Do you know your conversation-to-appointment ratio? Most sales managers don’t. Moreover, most sales managers probably couldn’t define the metric without some thought. Yet you can significantly impact your sales numbers by focusing on it, asserts Jeff Hardesty, president of JDH Group, a consulting organization that teaches outside sales reps how to communicate effectively with C-level executives.
“The conversation-to-appointment ratio, or the number of calls a sales rep must make to secure one appointment, is a key metric,” he says. “The national average is between 4 percent and 18 percent, which means sales reps are having up to 20 conversations to get just one or two appointments.”
The rate is so low because sales reps don’t know how to target and have
business conversations with top-level executives, says Hardesty. They
either talk to lower-level employees, who don’t have any
decision-making authority, or they ramble to a decision-maker about how
great their product or service is. Both approaches are bound to end in
a lot of “no, thank you.”Take the example of TDS Metrocom, an
Illinois-based local phone and Internet service provider. The company
came to Hardesty with a 9 percent conversation-to-appointment ratio.
Reps were spending 55 percent of their time each week to get just three
new appointments per week per rep. But to meet the company’s revenue
goals, reps needed six appointments per week.
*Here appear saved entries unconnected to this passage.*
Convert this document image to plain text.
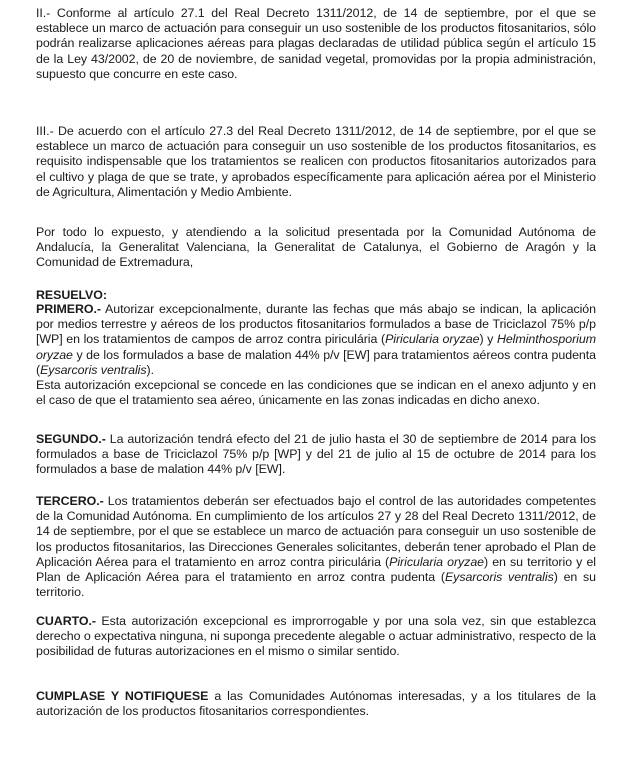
II.- Conforme al artículo 27.1 del Real Decreto 1311/2012, de 14 de septiembre, por el que se establece un marco de actuación para conseguir un uso sostenible de los productos fitosanitarios, sólo podrán realizarse aplicaciones aéreas para plagas declaradas de utilidad pública según el artículo 15 de la Ley 43/2002, de 20 de noviembre, de sanidad vegetal, promovidas por la propia administración, supuesto que concurre en este caso.

III.- De acuerdo con el artículo 27.3 del Real Decreto 1311/2012, de 14 de septiembre, por el que se establece un marco de actuación para conseguir un uso sostenible de los productos fitosanitarios, es requisito indispensable que los tratamientos se realicen con productos fitosanitarios autorizados para el cultivo y plaga de que se trate, y aprobados específicamente para aplicación aérea por el Ministerio de Agricultura, Alimentación y Medio Ambiente.

Por todo lo expuesto, y atendiendo a la solicitud presentada por la Comunidad Autónoma de Andalucía, la Generalitat Valenciana, la Generalitat de Catalunya, el Gobierno de Aragón y la Comunidad de Extremadura,

RESUELVO:

PRIMERO.- Autorizar excepcionalmente, durante las fechas que más abajo se indican, la aplicación por medios terrestre y aéreos de los productos fitosanitarios formulados a base de Triciclazol 75% p/p [WP] en los tratamientos de campos de arroz contra piriculária (Piricularia oryzae) y Helminthosporium oryzae y de los formulados a base de malation 44% p/v [EW] para tratamientos aéreos contra pudenta (Eysarcoris ventralis).

Esta autorización excepcional se concede en las condiciones que se indican en el anexo adjunto y en el caso de que el tratamiento sea aéreo, únicamente en las zonas indicadas en dicho anexo.

SEGUNDO.- La autorización tendrá efecto del 21 de julio hasta el 30 de septiembre de 2014 para los formulados a base de Triciclazol 75% p/p [WP] y del 21 de julio al 15 de octubre de 2014 para los formulados a base de malation 44% p/v [EW].

TERCERO.- Los tratamientos deberán ser efectuados bajo el control de las autoridades competentes de la Comunidad Autónoma. En cumplimiento de los artículos 27 y 28 del Real Decreto 1311/2012, de 14 de septiembre, por el que se establece un marco de actuación para conseguir un uso sostenible de los productos fitosanitarios, las Direcciones Generales solicitantes, deberán tener aprobado el Plan de Aplicación Aérea para el tratamiento en arroz contra piriculária (Piricularia oryzae) en su territorio y el Plan de Aplicación Aérea para el tratamiento en arroz contra pudenta (Eysarcoris ventralis) en su territorio.

CUARTO.- Esta autorización excepcional es improrrogable y por una sola vez, sin que establezca derecho o expectativa ninguna, ni suponga precedente alegable o actuar administrativo, respecto de la posibilidad de futuras autorizaciones en el mismo o similar sentido.

CUMPLASE Y NOTIFIQUESE a las Comunidades Autónomas interesadas, y a los titulares de la autorización de los productos fitosanitarios correspondientes.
Realizing they couldn’t
ask reps to double the amount of time spent on the phone, sales leaders
opted to focus on the substance of the calls. In simple terms, they
began following Hardesty’s four-step calling method:
Step #1: Understand the prospect’s internal business challenges
parallel to your offering before you pick up the phone. Too often, says
Hardesty, sales reps get someone on the phone and start talking about
who they are, how long they’ve been in business, how great their
customer service is, and so on. To boost your appointment ratio, you
must first challenge yourself to understand the prospect’s internal
business challenges and model those themes around your communication.
“Scripts don’t work,” says Hardesty. “Conversations do.”
Step #2: Pick your playing field. A “top-down” approach – in
other words, aiming for a top C-level executive with your calls – will
improve all your numbers, including sales cycle, average deal size,
etc. “Ninety-five percent of business-to-business outside reps settle
for a subordinate level of contact that has no direct fiscal
authority,” says Hardesty. Don’t settle; aim high.
Step #3: Speak in terms of business. When you’ve got a proven
ROI over a period of time and you can communicate that ROI as it
relates to the prospect’s specific business challenges, you’ll have the
ear of your target audience. For instance, when Hardesty makes calls to
VPs of sales, he tells them he has a proven system for lowering their
turnover or ramping up their new hires to quota in a certain amount of
time or whatever challenge he knows is faced by the industry on which
he is calling. “I’m not coming in saying, ‘I teach people to prospect
and I’ve been in business for 20 years.’ I address performance silos,”
he says.
Step #4: Sell the 15-minute appointment. Face it: You’re not
going to sell a 45-minute block of time to a C-level executive you’ve
never met. So sell a “mini” appointment. After you’ve stated your
business case and piqued their interest, ask for 15 minutes of their
time. “Explain to them, ‘Here’s what happens in the 15 minutes, and
when you go back to work here’s what I do, and here’s what I will bring
back for you to evaluate.’ You’re taking the risk out of it,” says
Hardesty.
It works. After TDS began taking this approach, its
conversation-to-appointment ratio jumped from 9 percent to a steady 56
percent, which means they’re getting better than one appointment for
every two calls. Furthermore, they’re spending 65 percent less time
each week achieving their appointment goals. After one year of using
Hardesty’s methods, sales revenue increased by 30 percent.
Keep in mind that each call should take no more than two to four
minutes. If you’re talking for longer than four minutes you’re getting
too detailed, which means you’re bogging down the executive with
minutiae he doesn’t need in order to grant you 15 minutes of his time.